Understanding the mechanisms that the various members of the TGF-β superfamily play in the pathogenesis and progression of DR allows for research regarding potential pharmacologic intervention to prevent the onset or delay the progression of the disease. One molecule of interest is GDF11, a member of the TGF-β superfamily, which has previously been associated with the regulation of retinal neurogenesis and promotion of angiogenic activity in ischemic limb tissue in diabetic rats [36][37]. Mei et al. studied the actions of supplemental GDF11 in the retinas of diabetic rats to explore the possibility of halting the progression of DR [38]. The results of the study showed that the administration of GDF11 was protective against retinal vascular endothelial cell and retinal pericyte apoptosis, two major characteristics of DR. It was also found that pretreatment of the diabetic mice with recombinant GDF11 (rGDF11) reduced the apoptosis of retinal endothelial cells. Pretreated diabetic mice showed an increased expression of anti-apoptotic proteins like Bcl-2 and a decreased expression of pro-apoptotic proteins like Bax. Diabetic mice treated with GDF11 also displayed greater blood–retinal barrier (BRB) integrity than the non-treatment diabetic mice. Furthermore, Western blot analysis showed a greater presence of tight junction proteins in the retinas of the treatment diabetic mice, as compared to the non-treatment diabetic mice. Explorations of the possible mechanism behind these results show that GDF11 may promote the canonical TGF-β/SMAD2 pathway, as well as the noncanonical pathways of NF-κB and PI3K-Akt-FoxO.

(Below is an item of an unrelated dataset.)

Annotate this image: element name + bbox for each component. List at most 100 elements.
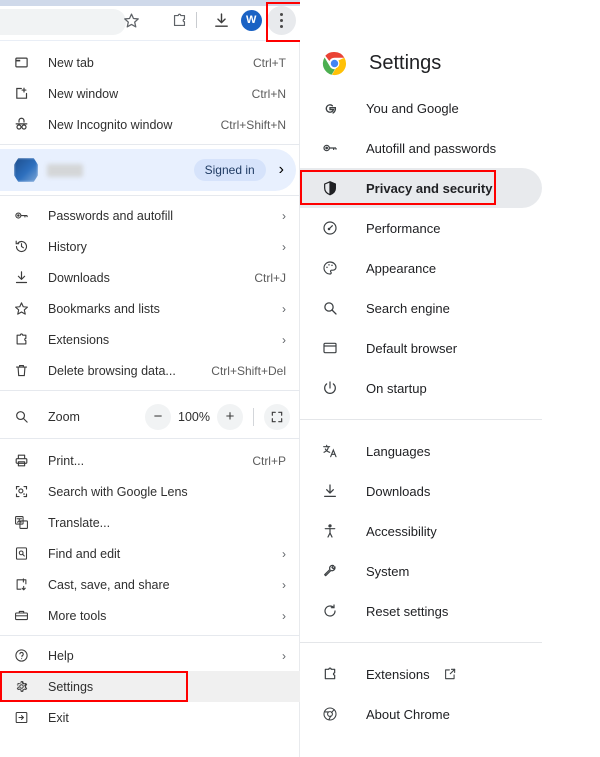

The utility of targeting TGF-β signaling pathways for the treatment of DR has also been demonstrated in vitro using acrolein, an endogenous compound which has been previously implicated in TGF-β-mediated retinal pigment epithelium (RPE) cell death in the setting of diabetes [38][39][40]. ARPE cells incubated in glucose and acrolein showed significant cell death [40]. However, when these cells were also treated with SIS3, a specific inhibitor of SMAD3, or SB431542, a TGFβR1 antagonist, these results were almost entirely prevented. Not only do these results demonstrate a TGF-β mechanism for acrolein’s damaging effects, but they suggest the value in targeting TGF-β signaling in the treatment of DR [13][40].